Heilbronn habe sich zur Buga weltoffen und gastfreundlich gezeigt, viele Bürgerinnen und Bürger würden sich den Herausforderungen stellen. Die Suche nach einer neuen Werteordnung verlange Einschränkung und Verzicht. Doch dadurch werde das Zusammenleben wahrhaftiger und durch die neuen Mitbürger menschengerechter. "Die Erinnerung an die Schrecken des 4. Dezember 1944 möchte und kann uns dazu ermutigen."

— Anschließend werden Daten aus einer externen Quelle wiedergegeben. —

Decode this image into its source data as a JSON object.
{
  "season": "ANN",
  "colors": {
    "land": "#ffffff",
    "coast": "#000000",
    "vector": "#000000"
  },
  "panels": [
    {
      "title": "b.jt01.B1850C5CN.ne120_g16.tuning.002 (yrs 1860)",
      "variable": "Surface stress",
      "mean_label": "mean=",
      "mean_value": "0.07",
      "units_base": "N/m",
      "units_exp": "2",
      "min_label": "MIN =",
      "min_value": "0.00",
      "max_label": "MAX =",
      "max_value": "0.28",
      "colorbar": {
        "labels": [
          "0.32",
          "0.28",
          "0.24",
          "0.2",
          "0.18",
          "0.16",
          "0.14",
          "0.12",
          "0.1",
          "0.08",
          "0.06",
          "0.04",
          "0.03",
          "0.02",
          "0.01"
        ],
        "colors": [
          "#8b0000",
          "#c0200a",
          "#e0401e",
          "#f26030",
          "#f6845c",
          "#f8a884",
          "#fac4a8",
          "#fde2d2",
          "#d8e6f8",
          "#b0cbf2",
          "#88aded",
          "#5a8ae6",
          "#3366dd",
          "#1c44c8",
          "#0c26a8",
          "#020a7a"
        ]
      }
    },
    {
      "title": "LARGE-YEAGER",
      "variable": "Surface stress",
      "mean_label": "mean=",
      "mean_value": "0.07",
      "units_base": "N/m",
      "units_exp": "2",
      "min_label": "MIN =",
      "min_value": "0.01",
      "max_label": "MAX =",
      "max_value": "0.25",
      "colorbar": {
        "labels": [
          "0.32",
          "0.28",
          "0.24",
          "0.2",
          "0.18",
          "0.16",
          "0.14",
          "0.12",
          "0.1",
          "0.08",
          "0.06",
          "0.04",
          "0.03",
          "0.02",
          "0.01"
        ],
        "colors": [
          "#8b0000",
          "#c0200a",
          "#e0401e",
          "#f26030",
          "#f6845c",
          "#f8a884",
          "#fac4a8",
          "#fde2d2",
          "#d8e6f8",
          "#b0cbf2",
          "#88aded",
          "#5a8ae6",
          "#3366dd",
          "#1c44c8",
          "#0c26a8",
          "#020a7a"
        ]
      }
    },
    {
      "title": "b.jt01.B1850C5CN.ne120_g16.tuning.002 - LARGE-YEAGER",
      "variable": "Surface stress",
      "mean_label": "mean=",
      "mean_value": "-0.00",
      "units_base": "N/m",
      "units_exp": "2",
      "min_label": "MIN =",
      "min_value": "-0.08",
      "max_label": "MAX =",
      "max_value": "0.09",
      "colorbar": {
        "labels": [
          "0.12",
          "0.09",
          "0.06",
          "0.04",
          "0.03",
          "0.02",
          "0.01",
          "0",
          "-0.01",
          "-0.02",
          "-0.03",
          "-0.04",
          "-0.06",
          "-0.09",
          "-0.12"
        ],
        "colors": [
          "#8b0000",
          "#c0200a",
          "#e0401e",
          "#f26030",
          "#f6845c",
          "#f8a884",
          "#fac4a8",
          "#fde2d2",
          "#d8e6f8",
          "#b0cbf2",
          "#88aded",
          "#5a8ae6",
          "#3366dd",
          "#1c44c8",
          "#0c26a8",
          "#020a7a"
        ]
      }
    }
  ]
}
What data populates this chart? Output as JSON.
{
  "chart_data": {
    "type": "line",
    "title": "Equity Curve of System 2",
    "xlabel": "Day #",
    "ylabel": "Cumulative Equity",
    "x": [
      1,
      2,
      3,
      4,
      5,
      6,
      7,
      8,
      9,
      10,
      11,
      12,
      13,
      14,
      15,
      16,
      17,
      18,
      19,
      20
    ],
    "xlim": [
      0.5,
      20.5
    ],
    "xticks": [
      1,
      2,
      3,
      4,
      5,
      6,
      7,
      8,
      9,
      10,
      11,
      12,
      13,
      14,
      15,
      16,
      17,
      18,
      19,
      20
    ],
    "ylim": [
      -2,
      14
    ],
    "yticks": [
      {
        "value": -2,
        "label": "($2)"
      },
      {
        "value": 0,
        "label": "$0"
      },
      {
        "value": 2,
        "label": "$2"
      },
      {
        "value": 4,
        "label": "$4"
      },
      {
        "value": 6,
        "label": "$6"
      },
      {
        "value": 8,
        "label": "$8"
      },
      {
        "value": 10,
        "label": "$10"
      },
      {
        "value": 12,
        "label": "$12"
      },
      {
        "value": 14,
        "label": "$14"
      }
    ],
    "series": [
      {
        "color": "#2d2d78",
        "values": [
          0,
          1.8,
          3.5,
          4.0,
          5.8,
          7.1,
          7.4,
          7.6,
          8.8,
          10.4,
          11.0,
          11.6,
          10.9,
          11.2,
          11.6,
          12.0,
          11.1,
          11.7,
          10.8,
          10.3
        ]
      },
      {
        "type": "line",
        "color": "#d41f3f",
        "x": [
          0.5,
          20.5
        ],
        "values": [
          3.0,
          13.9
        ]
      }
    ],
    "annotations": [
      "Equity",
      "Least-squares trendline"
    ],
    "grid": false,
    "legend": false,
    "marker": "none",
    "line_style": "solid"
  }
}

Städtepartnerschaft mit Novorossijsk ist Zeichen der Hoffnung

OB Mergel sieht es als wichtiges Zeichen, dass 2019 eine neue Städtepartnerschaft mit Novorossijsk eingegangen wurde. Die südrussische Stadt sei während des Zweiten Weltkrieges durch die Wehrmacht schwer zerstört worden. Die russische Delegation war am 22. Juni 2019 zu Gast in Heilbronn - 78 Jahre zuvor habe Nazi-Deutschland den Angriffskrieg auf die Sowjetunion gestartet. Die Heilbronner Delegation war am 16. September in Novorossijsk, dem 74. Jahrestag der Befreiung der Stadt von deutschen Besatzung.

Vier städtische Auszubildende trugen bei der Gedenkveranstaltung Fürbitten vor: gegen Gewalt und Terror und für Mitgefühl und Respekt. Dekan Christoph Baisch stellte in seinem Schlussgebet Verständigung und Verantwortung für die Schöpfung in den Mittelpunkt.